Rav Herschel Schachter on Removing a Coronavirus Patient from a Respirator
From
RRW
As distributed by the RCA
Every legal system has a principle that the ends justify the means. The question however is, which ends and which means. If a woman is in labor and her husband is rushing her to the hospital at three o’clock in the morning on the highways where there are no other cars, the police will radio ahead to let the husband pass through all the red lights so that the woman would arrive in the hospital on time. The halacha considers the mitzvah of “v’chai bohem” (the mitzvah of pikuach nefoshosh) of supreme importance and it takes precedence over almost all of the other mitzvos in the Torah. Sick or elderly people whose life might possibly be endangered by fasting on Yom Kippur are required to eat. Likewise, if one’s life may be in danger we all know that we must violate Shabbos by driving to the hospital even if there is only a sefek sefeka of a sakonah and even though driving a car on Shabbos constitutes a melocha d’oraisa.
The halacha however, has three exceptions to the rule where pikuach nefesh does not take precedence. One of the three is murder. We may not kill one person in order to save the life of another person. We may not make calculations that the life of one individual is more valuable than the life of another individual (see Mishnah end of seventh chapter of Oholos and see Gemorah Pesochim 25B). Even if one individual is on a respirator and his chances for survival are very slim, and even if he survives he will not live that many added years, and another person is in need of the respirator whose chances of survival are much better and will probably live many more years, the halacha declares that we have no right to make such calculations. Even if the individual on the respirator is a goses, the din is still the same. One who kills a goses b’yidei shomayim, is given the death penalty (Sanhedrin 78A).
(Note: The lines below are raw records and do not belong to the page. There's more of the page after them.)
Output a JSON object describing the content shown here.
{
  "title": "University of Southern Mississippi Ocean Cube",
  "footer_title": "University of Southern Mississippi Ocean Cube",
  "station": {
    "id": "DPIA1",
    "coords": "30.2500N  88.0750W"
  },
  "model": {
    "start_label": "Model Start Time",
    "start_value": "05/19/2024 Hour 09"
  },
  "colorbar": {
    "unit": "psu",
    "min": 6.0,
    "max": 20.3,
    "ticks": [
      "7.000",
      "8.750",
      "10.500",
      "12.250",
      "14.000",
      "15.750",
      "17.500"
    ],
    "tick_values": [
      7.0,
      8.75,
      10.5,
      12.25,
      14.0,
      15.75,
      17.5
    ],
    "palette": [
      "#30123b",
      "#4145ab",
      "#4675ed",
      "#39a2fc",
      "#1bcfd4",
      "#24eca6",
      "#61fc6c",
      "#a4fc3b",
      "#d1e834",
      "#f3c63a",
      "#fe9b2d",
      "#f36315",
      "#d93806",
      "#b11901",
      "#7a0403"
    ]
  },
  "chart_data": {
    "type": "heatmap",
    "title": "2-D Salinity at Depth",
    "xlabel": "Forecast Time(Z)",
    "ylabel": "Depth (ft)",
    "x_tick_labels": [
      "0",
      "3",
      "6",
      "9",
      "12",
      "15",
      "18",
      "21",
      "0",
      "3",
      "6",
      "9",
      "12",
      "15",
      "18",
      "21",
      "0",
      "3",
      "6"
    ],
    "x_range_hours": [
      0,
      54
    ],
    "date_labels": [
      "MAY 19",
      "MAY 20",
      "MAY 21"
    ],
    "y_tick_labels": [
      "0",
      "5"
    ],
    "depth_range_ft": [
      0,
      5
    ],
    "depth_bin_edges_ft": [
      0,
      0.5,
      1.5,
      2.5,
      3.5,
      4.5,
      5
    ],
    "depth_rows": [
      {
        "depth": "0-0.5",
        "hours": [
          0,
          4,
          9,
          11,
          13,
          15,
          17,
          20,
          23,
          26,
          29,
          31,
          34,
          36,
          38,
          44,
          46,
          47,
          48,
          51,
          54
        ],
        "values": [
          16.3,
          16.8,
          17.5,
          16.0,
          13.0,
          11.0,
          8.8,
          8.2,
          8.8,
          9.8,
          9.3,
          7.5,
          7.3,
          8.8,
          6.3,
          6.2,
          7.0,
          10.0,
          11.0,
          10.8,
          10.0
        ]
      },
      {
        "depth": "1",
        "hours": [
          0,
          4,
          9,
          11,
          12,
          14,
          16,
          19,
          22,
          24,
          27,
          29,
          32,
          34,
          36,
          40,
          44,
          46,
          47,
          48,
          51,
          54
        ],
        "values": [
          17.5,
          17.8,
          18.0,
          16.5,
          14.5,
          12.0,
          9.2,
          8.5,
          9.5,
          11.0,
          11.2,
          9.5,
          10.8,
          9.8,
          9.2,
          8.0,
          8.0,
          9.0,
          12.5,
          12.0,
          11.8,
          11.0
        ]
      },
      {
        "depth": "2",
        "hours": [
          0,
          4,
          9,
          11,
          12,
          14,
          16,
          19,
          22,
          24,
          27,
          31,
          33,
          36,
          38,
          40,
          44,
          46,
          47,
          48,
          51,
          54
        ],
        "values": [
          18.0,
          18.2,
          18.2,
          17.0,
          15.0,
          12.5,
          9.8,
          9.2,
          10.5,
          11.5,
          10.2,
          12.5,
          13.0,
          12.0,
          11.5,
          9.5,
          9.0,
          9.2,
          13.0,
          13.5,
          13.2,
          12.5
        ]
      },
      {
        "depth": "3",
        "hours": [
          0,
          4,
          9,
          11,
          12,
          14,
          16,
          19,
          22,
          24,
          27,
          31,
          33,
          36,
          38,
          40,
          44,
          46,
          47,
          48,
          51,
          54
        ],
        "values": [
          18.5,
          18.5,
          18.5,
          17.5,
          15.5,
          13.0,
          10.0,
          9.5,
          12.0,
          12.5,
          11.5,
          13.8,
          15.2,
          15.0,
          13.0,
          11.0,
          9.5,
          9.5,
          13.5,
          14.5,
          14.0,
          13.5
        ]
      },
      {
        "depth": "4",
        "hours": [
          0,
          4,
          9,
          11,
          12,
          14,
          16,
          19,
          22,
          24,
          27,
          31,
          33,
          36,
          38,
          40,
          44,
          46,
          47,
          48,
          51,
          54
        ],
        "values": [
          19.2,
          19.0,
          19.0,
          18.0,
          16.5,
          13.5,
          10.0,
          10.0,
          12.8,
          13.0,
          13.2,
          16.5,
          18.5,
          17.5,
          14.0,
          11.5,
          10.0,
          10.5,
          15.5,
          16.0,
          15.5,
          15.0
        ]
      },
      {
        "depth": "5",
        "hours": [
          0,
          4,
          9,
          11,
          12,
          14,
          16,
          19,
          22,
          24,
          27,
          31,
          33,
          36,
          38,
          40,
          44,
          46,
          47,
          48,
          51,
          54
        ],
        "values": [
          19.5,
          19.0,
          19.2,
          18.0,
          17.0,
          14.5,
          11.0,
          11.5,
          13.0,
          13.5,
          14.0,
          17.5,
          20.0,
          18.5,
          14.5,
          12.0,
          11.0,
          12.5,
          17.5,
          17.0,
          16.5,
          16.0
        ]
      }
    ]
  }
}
The Rash in his commentary on the last Mishna in the eighth chapter of Terumos, quotes a passage from the Talmud Yerushalmi which has been codified both by the Rambam (Yisodei Ha’torah 5:5) and by the Shulchan Aruch ( Yoreh Deah 157:1 in the Ramoh). The Yerushalmi states that if murderers surround and capture the city and threaten to kill all the people in the city unless they will hand over on person whom they will kill, this is not permitted. The Kesef Mishna in his commentary on the Rambam points out that this Yerushalmi is adding a chidush that even if the situation is such that at the end of the day, we will be saving more lives by killing the one person, the halacha still forbids this act of murder. Even if the murder is only in the form of Gram R’zicha, which would not deserve a death penalty, the halacha still does not permit it.